# ga16de & ka24e swap



## sl0wthe0ry (Feb 19, 2004)

has anyone seen or done a swap w/ a ka24e into a 94 sentra? is it even possible or worth it?


----------



## Shift1.6 (Jul 22, 2003)

Your better off swaping a sr20de or sr20det on your car. Most of the members here will tell u that but if you want a challenge then go for the ka24. People has talked about swaping a ka24 in there sentra but i never seen it happen. You will get more out of the sr20. If i have a choice of a swap ill take the sr20 with no doubt.


----------



## Harris (Nov 11, 2002)

Don't even think of swapping in a KA. You're better off swapping in an SR20 if you're going to spend your money on this kind of a project. The KA24E especially is the wrong motor to think of for a swap. That's like someone telling me to swap over a GA16 motor in place of my SR. Not happening.


----------



## sunnysentra (Jul 24, 2002)

I used to have a 94 KA24E hardbody. I put a header and exhaust on it. It had some wierd intake system, the MAF was bolted on top of the Throttle body. It had good low torque, but no top end what so ever. Its that wierd 3 valve head, 1 intake and 2 exhaust. Don't bother. Build your GA or swap it out, but I believe in the GA, so thats my opinion.

Chris 92 classic :fluffy:


----------



## jmcmanus1 (Jul 17, 2002)

i wouldnt do the swap but it strikes my curiosity. what tranny would you use?


----------



## Harris (Nov 11, 2002)

jmcmanus1 said:


> i wouldnt do the swap but it strikes my curiosity. what tranny would you use?


For the KA24E, you'd need a tranny off of a Stanza (U12). 

For the KA24DE, you'd need a tranny off of an Altima (U13 and L30).


----------



## Cuban_B_93_XE (Apr 24, 2003)

Anyone ever think of swapping the ga16 for a LS1 V8?


----------



## jmcmanus1 (Jul 17, 2002)

i havent thought about it, but maybe www.unstable-hybrids.com. they get crazy with nissans


----------



## pyrocrickett (Jun 12, 2003)

Cuban_B_93_XE said:


> Anyone ever think of swapping the ga16 for a LS1 V8?
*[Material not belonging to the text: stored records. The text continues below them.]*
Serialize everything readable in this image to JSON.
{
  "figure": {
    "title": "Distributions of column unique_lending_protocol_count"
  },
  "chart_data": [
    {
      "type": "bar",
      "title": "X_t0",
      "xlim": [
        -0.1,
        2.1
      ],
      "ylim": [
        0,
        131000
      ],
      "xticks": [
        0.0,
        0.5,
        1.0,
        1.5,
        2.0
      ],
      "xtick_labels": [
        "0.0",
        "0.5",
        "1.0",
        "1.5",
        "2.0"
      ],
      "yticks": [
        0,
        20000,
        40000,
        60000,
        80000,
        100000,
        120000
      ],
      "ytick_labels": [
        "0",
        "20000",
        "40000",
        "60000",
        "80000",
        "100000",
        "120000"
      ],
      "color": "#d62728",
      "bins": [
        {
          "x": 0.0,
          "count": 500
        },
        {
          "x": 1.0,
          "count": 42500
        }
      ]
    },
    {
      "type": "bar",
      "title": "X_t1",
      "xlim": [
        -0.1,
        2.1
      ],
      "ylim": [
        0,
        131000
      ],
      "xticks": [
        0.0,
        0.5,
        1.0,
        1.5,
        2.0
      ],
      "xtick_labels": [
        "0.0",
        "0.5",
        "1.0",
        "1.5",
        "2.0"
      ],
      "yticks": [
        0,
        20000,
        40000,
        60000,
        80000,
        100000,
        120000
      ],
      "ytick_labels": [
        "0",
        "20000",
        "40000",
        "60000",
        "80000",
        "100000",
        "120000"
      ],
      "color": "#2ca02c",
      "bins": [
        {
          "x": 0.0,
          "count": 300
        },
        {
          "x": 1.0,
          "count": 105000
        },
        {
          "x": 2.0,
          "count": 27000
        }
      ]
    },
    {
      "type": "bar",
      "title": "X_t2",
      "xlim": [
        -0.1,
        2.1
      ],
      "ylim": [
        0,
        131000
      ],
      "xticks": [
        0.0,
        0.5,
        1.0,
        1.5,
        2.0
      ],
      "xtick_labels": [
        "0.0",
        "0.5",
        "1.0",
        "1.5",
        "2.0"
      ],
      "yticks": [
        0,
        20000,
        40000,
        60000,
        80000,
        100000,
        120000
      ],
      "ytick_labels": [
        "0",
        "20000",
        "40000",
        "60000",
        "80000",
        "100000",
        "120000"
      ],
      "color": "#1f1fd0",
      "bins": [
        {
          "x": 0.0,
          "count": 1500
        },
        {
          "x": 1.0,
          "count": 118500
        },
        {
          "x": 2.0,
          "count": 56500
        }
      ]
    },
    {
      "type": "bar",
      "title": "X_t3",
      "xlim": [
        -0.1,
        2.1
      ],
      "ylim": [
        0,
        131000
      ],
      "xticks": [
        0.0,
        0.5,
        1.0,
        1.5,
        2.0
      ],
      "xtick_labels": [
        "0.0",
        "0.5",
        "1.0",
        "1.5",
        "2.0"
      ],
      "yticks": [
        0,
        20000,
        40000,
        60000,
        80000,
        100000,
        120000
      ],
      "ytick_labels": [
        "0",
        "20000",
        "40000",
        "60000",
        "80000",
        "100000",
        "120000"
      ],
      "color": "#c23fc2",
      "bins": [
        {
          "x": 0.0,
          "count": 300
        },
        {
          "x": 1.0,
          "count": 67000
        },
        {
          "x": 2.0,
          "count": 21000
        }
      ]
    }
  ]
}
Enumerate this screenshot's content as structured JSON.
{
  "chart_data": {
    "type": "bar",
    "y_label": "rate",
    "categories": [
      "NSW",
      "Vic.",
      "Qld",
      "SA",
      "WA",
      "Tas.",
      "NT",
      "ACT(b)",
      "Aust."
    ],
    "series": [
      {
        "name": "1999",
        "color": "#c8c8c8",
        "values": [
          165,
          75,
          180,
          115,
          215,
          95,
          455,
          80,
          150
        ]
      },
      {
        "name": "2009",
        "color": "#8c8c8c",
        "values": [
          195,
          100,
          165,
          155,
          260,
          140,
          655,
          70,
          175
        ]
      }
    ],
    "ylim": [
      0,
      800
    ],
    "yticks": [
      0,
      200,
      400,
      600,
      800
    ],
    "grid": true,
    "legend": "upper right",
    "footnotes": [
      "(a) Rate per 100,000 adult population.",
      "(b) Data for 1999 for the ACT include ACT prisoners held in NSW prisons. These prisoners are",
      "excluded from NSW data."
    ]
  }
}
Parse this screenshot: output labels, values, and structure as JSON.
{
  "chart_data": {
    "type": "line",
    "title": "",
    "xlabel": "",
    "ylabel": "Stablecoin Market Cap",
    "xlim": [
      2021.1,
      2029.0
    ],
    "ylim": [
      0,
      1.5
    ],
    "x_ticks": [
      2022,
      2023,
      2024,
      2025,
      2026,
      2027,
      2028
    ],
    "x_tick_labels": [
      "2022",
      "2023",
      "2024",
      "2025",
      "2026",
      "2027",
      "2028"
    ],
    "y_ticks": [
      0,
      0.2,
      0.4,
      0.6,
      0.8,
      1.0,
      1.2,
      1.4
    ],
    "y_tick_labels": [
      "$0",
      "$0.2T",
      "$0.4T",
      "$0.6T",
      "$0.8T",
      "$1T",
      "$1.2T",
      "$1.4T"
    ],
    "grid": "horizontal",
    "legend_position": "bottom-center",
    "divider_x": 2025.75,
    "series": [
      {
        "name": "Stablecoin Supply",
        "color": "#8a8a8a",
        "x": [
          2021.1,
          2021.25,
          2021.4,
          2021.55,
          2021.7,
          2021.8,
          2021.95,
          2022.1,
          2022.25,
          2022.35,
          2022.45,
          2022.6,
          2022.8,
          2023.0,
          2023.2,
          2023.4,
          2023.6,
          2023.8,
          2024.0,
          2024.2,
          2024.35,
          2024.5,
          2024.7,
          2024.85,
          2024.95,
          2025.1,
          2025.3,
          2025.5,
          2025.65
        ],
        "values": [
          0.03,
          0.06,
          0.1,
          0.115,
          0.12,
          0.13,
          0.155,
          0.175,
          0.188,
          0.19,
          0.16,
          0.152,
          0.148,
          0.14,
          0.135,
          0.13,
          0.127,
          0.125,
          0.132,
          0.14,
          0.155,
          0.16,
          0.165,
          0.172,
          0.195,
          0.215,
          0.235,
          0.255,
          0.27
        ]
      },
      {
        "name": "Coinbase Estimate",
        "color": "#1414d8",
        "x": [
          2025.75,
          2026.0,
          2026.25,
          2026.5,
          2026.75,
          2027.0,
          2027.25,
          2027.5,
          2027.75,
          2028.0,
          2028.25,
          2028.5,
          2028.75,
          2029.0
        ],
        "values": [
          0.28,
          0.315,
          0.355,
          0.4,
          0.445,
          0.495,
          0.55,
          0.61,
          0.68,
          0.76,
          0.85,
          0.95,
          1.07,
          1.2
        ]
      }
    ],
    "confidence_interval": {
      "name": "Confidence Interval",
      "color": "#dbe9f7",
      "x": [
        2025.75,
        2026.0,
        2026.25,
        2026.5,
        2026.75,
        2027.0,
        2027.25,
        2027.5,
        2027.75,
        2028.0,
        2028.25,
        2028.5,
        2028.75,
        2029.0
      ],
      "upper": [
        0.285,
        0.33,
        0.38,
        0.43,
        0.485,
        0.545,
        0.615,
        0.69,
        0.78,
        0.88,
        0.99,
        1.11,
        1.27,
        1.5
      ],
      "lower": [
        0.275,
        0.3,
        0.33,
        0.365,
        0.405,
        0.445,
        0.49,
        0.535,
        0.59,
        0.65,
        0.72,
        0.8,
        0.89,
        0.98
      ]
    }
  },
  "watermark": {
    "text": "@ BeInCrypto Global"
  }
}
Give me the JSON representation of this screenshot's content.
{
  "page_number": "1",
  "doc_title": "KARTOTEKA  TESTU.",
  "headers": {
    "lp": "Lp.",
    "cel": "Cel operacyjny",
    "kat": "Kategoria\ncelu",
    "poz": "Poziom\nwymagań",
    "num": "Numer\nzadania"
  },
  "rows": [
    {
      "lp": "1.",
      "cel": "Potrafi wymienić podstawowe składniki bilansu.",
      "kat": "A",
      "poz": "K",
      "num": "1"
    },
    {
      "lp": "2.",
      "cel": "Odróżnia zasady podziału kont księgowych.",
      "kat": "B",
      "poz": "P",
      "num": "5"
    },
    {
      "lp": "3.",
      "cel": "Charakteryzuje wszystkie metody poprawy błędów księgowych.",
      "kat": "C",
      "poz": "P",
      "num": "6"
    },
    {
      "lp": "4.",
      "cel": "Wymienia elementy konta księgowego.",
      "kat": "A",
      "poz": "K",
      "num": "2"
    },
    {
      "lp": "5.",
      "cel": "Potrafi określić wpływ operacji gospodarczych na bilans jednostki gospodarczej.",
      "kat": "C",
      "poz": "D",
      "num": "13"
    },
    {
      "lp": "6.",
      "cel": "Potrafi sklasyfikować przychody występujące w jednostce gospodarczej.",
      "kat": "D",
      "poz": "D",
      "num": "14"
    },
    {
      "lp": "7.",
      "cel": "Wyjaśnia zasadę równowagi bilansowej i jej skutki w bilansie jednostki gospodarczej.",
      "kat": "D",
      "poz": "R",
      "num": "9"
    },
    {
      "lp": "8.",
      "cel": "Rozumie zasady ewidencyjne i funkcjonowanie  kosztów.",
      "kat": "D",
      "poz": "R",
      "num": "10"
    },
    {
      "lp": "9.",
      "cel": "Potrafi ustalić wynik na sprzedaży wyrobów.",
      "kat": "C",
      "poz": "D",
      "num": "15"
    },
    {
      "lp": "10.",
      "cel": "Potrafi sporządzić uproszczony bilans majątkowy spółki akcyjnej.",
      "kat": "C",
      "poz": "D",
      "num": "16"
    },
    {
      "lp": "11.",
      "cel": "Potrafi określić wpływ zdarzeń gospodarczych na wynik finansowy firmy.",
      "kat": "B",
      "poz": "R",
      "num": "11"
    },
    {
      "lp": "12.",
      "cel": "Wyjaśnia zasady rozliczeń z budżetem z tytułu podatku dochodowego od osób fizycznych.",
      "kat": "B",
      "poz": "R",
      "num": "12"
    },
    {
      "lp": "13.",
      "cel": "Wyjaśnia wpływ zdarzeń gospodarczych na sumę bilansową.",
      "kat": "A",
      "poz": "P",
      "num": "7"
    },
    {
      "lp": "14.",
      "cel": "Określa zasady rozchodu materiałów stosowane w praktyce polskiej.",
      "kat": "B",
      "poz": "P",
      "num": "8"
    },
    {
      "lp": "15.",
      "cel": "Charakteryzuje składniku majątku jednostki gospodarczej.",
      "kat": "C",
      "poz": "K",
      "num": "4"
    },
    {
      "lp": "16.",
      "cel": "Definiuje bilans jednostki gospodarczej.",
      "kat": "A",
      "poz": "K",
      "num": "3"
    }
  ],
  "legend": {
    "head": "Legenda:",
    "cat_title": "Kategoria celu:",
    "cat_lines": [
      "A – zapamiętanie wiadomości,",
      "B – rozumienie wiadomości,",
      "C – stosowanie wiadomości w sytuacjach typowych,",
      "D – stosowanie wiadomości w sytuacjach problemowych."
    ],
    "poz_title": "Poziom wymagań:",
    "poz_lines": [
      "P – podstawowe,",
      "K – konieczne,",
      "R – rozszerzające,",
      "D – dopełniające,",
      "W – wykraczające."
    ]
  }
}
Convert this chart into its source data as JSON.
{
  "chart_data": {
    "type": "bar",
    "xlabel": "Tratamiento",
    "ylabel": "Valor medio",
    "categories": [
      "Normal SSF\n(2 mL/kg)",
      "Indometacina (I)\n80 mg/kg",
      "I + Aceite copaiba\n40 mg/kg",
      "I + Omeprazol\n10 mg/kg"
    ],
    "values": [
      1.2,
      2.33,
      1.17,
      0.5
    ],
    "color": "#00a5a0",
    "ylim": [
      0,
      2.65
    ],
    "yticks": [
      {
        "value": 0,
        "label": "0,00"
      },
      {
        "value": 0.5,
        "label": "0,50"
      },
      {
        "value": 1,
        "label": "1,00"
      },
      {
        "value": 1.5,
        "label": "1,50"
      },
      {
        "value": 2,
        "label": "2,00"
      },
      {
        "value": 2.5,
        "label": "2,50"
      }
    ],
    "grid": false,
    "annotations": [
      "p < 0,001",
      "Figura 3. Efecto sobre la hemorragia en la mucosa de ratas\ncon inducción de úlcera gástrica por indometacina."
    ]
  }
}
How could you even wedge that 5.7L Vette engine into a Sentra's lil' engine bay?!?! I mean, it's already pretty snug with just a 2.0L I4!! Not to mention the fact that you'll be needing a whole new drivetrain for your newfound 350 hp and 375 lb-ft of twist if you somehow did! (But _dang_ would that thing scoot!! :thumbup: ) While we're at it, why not drop in an LS6 instead?


----------